TOBIN: Yeah, it was weird. It was creepy. You had these beautiful women and this guy who had control over them, so much control that he wasn’t even there when he was able to manipulate them into doing what they were doing. His reasoning, and the whole “Helter Skelter” thing. It was in the newspapers every day for a long time. It wasn’t just the crime itself, which was horrible. It was a major movie star…so of course I remember all of that, and just being at the locations we were in in the desert. It makes you go, “Ooh, I wonder if it was just like this.” And when you see photographs of the Family back then, you’re aware that it was a very, very similar kind of environment.
VINYARD: Was it really important to go to the locations?
DAVIS: We wanted it to be a kind of real-life travelogue, so when we could use real-world locations, we used them. We always tried.
TOBIN: Look where the bus is. Some people would just cheat that location. Getting that bus to where it is is no mean feat, especially for a small movie.
One of the things I want to say about this movie is that you can make an amazing movie and it can still not be a big movie. It’s a small movie, but if the people know what they’re doing and they’re committed to a film it becomes a multi-dimensional film, and that’s what this film is. Is has some of this and some of that and some of this, which is not easy to achieve, not easy at all to achieve. It’s frequently not achieved with budgets much, much higher than this one.
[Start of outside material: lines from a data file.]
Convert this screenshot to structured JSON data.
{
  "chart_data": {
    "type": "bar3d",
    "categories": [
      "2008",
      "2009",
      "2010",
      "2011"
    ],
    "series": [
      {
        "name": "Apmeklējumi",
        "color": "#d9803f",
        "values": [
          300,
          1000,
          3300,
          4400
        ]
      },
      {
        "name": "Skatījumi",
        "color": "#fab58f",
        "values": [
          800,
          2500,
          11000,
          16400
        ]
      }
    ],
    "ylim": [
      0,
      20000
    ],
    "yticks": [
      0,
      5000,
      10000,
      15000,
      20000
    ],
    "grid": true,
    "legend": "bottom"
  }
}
MANSON FAMILY VACATION is an accomplishment, I think.
DAVIS: It’s nice to hear you say that.
VINYARD: When you hear the title, you don’t really know what the film is, which is not as much about the murders as it is about identity and family.
TOBIN: Charlie is the lynchpin on which the film hangs. It’s not about him. He’s a fascinating lynchpin, but it’s not about him at all.
VINYARD: As good a lynchpin as any.
DAVIS: I wanted the movie to kind of be a wild ride that took you to places you didn’t expect to go. I was thinking a lot about Jonathan Demme’s SOMETHING WILD, that kind of movie that just goes to these places you didn’t expect.
VINYARD: Which would make Tobin the Ray Liotta character, I guess.
DAVIS: (laughs) Yeah, you’re the Ray Liotta of MANSON FAMILY VACATION.
TOBIN: (in Ray Liotta voice) “Bring me a bottle of tequila!” He’s doing those commercials on TV, he’s having a good time.
VINYARD: When you were shooting, what was the size of the crew?
DAVIS: It kind of varied at different times in the shoot. We were often two cameras, so it added a lot. There were days where there were as many as 40 people. It was bigger than I expected when we started. Then there were days when it was smaller.
VINYARD: With the two cameras going, you could do a lot more improv.
VINYARD: How much of the film was figured out on set versus what was written?
DAVIS: We would hit the points in the script, so we had the beats down. With Jay and Linas, it was usually in their own words, but we kinda hit the beats. Then, after we hit the beats, we’d kinda explore. They’d get into their backstories, they’d get into any number of things. Once I knew we had that in the can, we could go in different directions.
VINYARD: Did the boy who plays Jay’s son improvise at all?
DAVIS: Oh yeah. He improvised a lot.
TOBIN: Smart little kid.
DAVIS: Yeah, his improvisations were pretty incredible.